What is the endgame? In this production, Blanche and Stanley are not simply tearing at each other -- she, the withered flower; he, the boorish Pole. The struggle here is much more specific: Each is grasping, clutching, begging for the affection of Stella. To Blanche, baby sister Stella is her only link to a lost past; for Stanley, Stella is his lifeline to the future. As portrayed by Laurie McConnell, Stella is Everywoman -- sympathetic and understanding, provocative and sensual. It is fitting that McConnell takes the second-to-last curtain call, for this Stella is integral to the HotHouse equation.
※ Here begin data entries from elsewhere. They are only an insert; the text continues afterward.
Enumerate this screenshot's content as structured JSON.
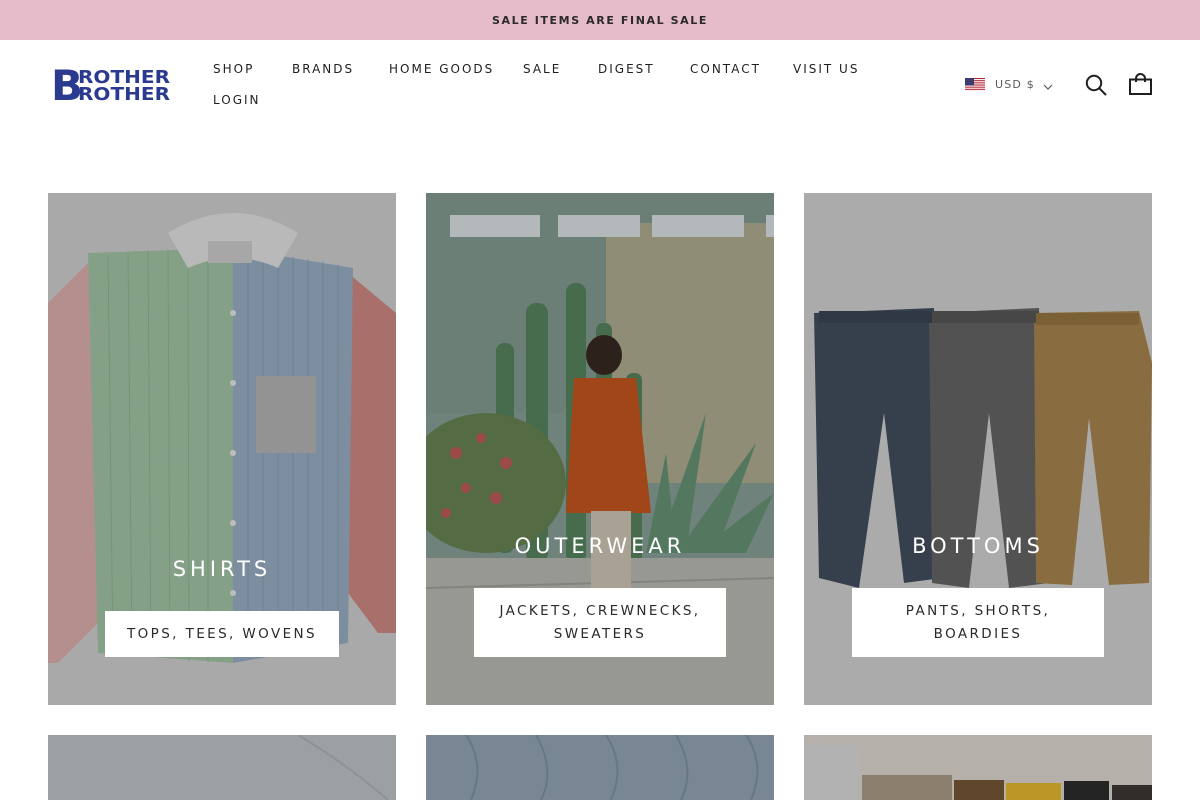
{
  "announcement": {
    "text": "SALE ITEMS ARE FINAL SALE"
  },
  "brand": {
    "line1": "ROTHER",
    "line2": "ROTHER",
    "initial": "B",
    "color": "#2a3a8f"
  },
  "nav": {
    "items": [
      "SHOP",
      "BRANDS",
      "HOME GOODS",
      "SALE",
      "DIGEST",
      "CONTACT",
      "VISIT US",
      "LOGIN"
    ]
  },
  "currency": {
    "label": "USD $",
    "flag_icon": "us-flag-icon",
    "chevron_icon": "chevron-down-icon"
  },
  "header_icons": {
    "search": "search-icon",
    "cart": "shopping-bag-icon"
  },
  "colors": {
    "announcement_bg": "#e6bccb",
    "brand_blue": "#2a3a8f",
    "page_bg": "#ffffff"
  },
  "collections": [
    {
      "title": "SHIRTS",
      "button": "TOPS, TEES, WOVENS"
    },
    {
      "title": "OUTERWEAR",
      "button": "JACKETS, CREWNECKS, SWEATERS"
    },
    {
      "title": "BOTTOMS",
      "button": "PANTS, SHORTS, BOARDIES"
    }
  ]
}
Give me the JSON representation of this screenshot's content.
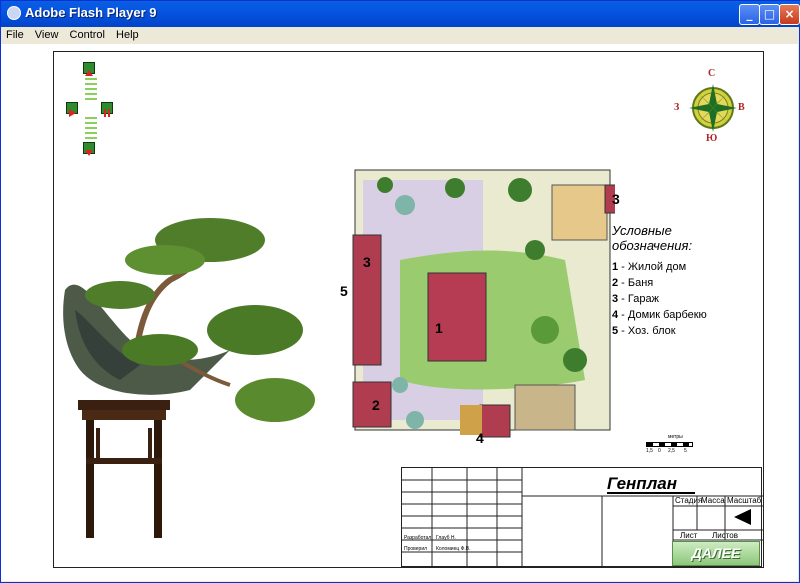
{
  "window": {
    "title": "Adobe Flash Player 9",
    "buttons": {
      "minimize": "_",
      "maximize": "□",
      "close": "×"
    }
  },
  "menu": {
    "items": [
      "File",
      "View",
      "Control",
      "Help"
    ]
  },
  "compass": {
    "north": "С",
    "south": "Ю",
    "west": "З",
    "east": "В"
  },
  "plan": {
    "markers": [
      "1",
      "2",
      "3",
      "3",
      "4",
      "5"
    ]
  },
  "legend": {
    "title_line1": "Условные",
    "title_line2": "обозначения:",
    "items": [
      {
        "num": "1",
        "text": " - Жилой дом"
      },
      {
        "num": "2",
        "text": " - Баня"
      },
      {
        "num": "3",
        "text": " - Гараж"
      },
      {
        "num": "4",
        "text": " - Домик барбекю"
      },
      {
        "num": "5",
        "text": " - Хоз. блок"
      }
    ]
  },
  "scale_bar": {
    "label": "метры",
    "ticks": [
      "1,5",
      "0",
      "2,5",
      "5"
    ]
  },
  "title_block": {
    "title": "Генплан",
    "stage_label": "Стадия",
    "mass_label": "Масса",
    "scale_label": "Масштаб",
    "sheet_label": "Лист",
    "sheets_label": "Листов",
    "developed_label": "Разработал",
    "developed_name": "Глауб Н.",
    "checked_label": "Проверил",
    "checked_name": "Коломиец Ф.В."
  },
  "next_button": {
    "label": "ДАЛЕЕ"
  },
  "colors": {
    "title_bar": "#0554e3",
    "accent_green": "#2e8b2e",
    "compass_red": "#b0232a",
    "next_button": "#8cc77b"
  }
}
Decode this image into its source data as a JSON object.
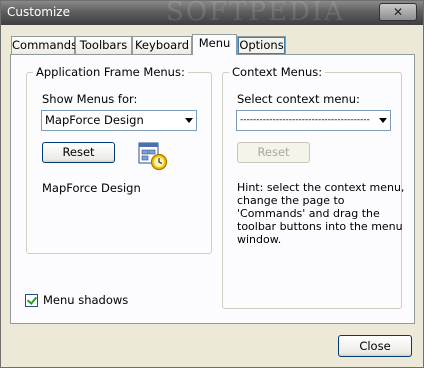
{
  "window": {
    "title": "Customize",
    "close_glyph": "✕",
    "watermark": "SOFTPEDIA"
  },
  "tabs": [
    {
      "label": "Commands"
    },
    {
      "label": "Toolbars"
    },
    {
      "label": "Keyboard"
    },
    {
      "label": "Menu",
      "active": true
    },
    {
      "label": "Options"
    }
  ],
  "app_frame": {
    "legend": "Application Frame Menus:",
    "show_for_label": "Show Menus for:",
    "show_for_value": "MapForce Design",
    "reset_label": "Reset",
    "icon": "menu-animation-icon",
    "current_label": "MapForce Design"
  },
  "context": {
    "legend": "Context Menus:",
    "select_label": "Select context menu:",
    "select_value": "----------------------------------------",
    "reset_label": "Reset",
    "hint": "Hint: select the context menu, change the page to 'Commands' and drag the toolbar buttons into the menu window."
  },
  "menu_shadows": {
    "label": "Menu shadows",
    "checked": true
  },
  "footer": {
    "close_label": "Close"
  }
}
Why, then, is this production so immediate? In large measure, it's because director Stanberry somehow has persuaded his actors that they are performing the play for the very first time. It has no history, no past. No one's imitating anybody. The Stanley Kowalski portrayed by Jared Sanz-Agero (who resembles a young Orson Welles more than he does Marlon Brando) is initially sympathetic. Especially at the beginning, this Stanley seems as if he might be a decent enough guy, so long as you don't cross him. If that's your production's point of departure, anything can happen on the stage.
And anything does -- especially when Carolyne Hood's Blanche is prowling about. I confess that I have never seen a thoroughly satisfying Blanche. They're always laden down with too much baggage: too much star power, too much accent, too much frailty, too much doom. If Hood is the most persuasive Blanche I've seen, it's because she arrives onstage shorn of affectation. Whether she's bantering with Mitch (persuasively played by Cameron Ulrich) or defending herself against "deliberate cruelty," Hood finds a way to serve the play rather than her own performance.
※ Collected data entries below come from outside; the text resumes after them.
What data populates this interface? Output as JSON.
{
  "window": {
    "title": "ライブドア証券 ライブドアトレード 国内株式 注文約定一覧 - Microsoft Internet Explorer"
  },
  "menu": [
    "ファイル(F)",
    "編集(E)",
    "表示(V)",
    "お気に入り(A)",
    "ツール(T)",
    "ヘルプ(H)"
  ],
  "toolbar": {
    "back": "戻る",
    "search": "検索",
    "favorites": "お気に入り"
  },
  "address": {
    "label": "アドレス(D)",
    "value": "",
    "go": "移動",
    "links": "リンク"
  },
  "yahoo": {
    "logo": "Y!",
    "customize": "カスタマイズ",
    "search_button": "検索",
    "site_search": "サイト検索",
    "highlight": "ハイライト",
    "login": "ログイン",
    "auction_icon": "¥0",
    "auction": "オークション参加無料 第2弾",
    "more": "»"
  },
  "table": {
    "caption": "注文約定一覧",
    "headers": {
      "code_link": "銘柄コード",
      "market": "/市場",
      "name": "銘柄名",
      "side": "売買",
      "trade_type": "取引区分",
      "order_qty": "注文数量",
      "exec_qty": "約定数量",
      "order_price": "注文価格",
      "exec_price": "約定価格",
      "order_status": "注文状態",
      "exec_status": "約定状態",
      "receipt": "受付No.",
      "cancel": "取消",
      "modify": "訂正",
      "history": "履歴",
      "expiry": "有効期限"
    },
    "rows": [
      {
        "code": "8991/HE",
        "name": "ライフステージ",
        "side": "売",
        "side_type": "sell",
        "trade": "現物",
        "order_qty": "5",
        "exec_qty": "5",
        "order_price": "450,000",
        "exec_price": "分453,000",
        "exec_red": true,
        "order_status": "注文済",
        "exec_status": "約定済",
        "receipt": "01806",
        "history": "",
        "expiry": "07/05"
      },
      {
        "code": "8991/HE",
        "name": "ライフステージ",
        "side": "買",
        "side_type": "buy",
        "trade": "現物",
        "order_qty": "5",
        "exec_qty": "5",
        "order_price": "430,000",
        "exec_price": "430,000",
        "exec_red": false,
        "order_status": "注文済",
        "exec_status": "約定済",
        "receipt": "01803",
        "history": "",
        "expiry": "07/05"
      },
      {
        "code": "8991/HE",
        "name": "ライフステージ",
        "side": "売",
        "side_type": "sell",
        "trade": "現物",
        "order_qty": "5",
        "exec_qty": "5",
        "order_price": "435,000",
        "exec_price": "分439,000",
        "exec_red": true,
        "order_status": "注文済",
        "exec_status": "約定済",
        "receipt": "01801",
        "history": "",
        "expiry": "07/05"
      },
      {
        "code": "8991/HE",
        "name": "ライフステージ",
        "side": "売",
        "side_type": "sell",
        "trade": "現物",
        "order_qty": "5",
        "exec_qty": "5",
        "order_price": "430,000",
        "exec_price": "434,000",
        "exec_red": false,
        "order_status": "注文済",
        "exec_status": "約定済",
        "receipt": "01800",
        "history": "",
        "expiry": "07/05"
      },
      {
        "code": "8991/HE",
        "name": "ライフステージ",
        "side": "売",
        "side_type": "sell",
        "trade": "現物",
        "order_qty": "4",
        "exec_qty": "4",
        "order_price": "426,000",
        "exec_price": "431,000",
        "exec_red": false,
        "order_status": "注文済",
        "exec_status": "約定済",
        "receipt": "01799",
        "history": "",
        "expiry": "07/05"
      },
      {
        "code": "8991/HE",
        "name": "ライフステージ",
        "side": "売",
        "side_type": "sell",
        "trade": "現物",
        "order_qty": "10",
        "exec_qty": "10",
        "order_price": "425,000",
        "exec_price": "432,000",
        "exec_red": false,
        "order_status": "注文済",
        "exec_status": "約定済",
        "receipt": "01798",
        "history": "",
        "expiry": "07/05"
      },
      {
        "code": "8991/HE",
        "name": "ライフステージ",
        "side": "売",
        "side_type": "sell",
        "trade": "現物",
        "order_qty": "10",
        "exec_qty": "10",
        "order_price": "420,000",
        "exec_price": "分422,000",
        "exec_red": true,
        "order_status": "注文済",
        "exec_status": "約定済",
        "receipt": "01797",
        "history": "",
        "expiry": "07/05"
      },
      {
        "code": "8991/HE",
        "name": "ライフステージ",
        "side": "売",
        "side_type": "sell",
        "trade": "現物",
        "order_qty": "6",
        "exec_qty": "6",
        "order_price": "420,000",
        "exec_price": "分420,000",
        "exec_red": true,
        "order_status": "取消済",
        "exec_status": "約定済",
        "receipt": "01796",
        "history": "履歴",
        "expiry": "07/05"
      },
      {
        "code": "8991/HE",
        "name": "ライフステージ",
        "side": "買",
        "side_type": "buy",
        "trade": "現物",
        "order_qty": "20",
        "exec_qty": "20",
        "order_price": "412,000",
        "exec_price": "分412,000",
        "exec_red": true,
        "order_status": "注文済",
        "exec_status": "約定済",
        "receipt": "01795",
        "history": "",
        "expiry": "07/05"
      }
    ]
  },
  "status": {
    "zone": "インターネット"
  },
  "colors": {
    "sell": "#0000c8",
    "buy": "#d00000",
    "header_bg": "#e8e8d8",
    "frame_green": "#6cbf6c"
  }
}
Elia Kazan, who directed the original Broadway production, wrote in his memoir, "In the end, the play was the event; not the cast, not the director. The play carried us all. In years to come, this masterful work, written out of Tennessee's most personal experience, asking no favors, no pity, no special allegiance, always moved its audience." Fifty-five years later, A Streetcar Named Desire continues to move, elate and even exhaust its audience.
Nine months from now, when we're recalling the 2002-03 theater season that will have just concluded, it's possible that we'll look back to late September as a golden moment when the masks of comedy and tragedy were illuminated by two first-rate productions. A Flea in Her Ear and A Streetcar Named Desire well may be the standards against which the remainder of the season are measured.
The Historyonics Theatre Company has opened another season of hybrid theater with a production devoted to Theodore Roosevelt. In Bully Pulpit, five actors race through the life and career of America's 26th president, vainly trying to energize a script that is devoid of emotion or wit. Every few minutes the proceedings screech to a halt so that the cast can sing songs of the period, an occurrence that gives new resonance to the phrase "show-stopper."
If you don't think TR was one of America's most fascinating personalities, just watch Brian Lamb devote two hours to him on C-SPAN. But this sanitized survey of dates and events reveals so little of interest, we'd be justified in starting a petition to have Teddy removed from Mount Rushmore. The only actor to best the script is Julie Ganey as Roosevelt's spunky daughter Alice. But even she can coast on charm for only so long.
The Historyonics approach plays into the premise that the less you know about the subject, the more interesting you might find the script. But let's face it: When the show's most compelling drama occurs during an intermission raffle to determine who won the Historyonics T-shirt, something is sadly amiss.